Friday, September 21, 2018

Scientists found a new way to slow Alzheimer’s progress


One of the biggest tragedies of Alzheimer’s is by the time patients suspect something is wrong, there’s usually not a whole lot that medicine can do to help.

The disease causes buildups of amyloid plaques and tau protein tangles that irreversibly degrade the brain, which leads to symptoms like confusion and forgetfulness. At the moment, there are only handful of medications available to treat the disease. Most are targeted at maintaining memory, and there’s nothing to stop symptoms from getting progressively worse to the point where they become fatal. There also isn’t a lot of new development in the field. Pharma giants like Pfizer, for example, have discontinued their research in further treatments in part because so many clinical trials fail.


However, in a recent pilot study, researchers at Ohio State University found a potential alternative: deep brain stimulation.

Deep brain stimulation works by continuously tickling neurons in the frontal lobe of the brain with electrodes. Over the course of two years, three patients who had these electrodes implanted maintained more of their mental faculties than a group of control patients, who started out at similar stages of the disease. One woman in the test group even started making meals for herself—an ability she had lost in 2013.

Deep brain stimulation has been used to treat hundreds of thousands of patients with Parkinson’s, another kind of neurodegenerative disease.
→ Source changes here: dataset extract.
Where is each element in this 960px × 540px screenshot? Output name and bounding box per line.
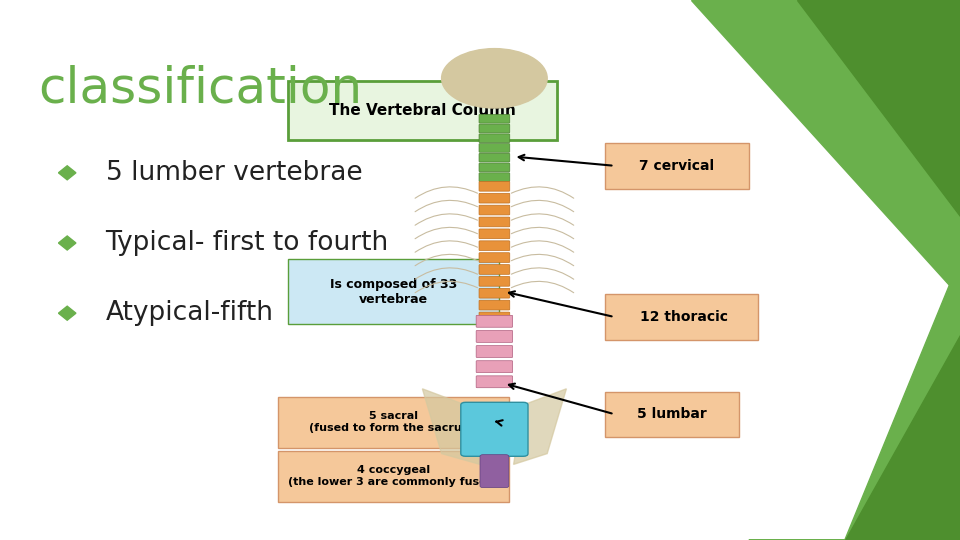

Researchers have also tried using it to treat Alzheimer’s, but only to mixed success. Most of these studies have targeted brain regions associated with memory and spatial awareness—usually some of the first to be destroyed by amyloid and tau.

In the Ohio State study, the researchers chose a different target: the frontal lobe, which is an outer region of the brain, and tends to suffer the effects of Alzheimer’s much later in the disease’s progression. This is the region that we use to make plans, cook, run errands—essentially, the skills needed to live alone.


“We chose this target that focuses on these cells that are still functioning pretty well, not actively degenerating like the memory circuits,” says Douglas Scharre, a neurologist and lead author of the paper. For reasons scientists don’t totally understand, “use it or lose it” is true when it comes to cognitive function. Stimulating these neurons with electrodes apparently keeps them active enough to slow down destructive chemical buildup around them.

The work, which was published (paywall) Jan. 30 in the Journal of Alzheimer’s Disease, isn’t promising to reverse Alzheimer’s-related brain damage, or stop it’s progression entirely. All three patients still worsened over the course of the study. But the level of independence they maintained—assessed through a Clinical Dementia Rating scale—was higher than those who did not receive this kind of stimulation. Notably, all of them chose to keep the stimulation going after the trial period ended because they liked its effects.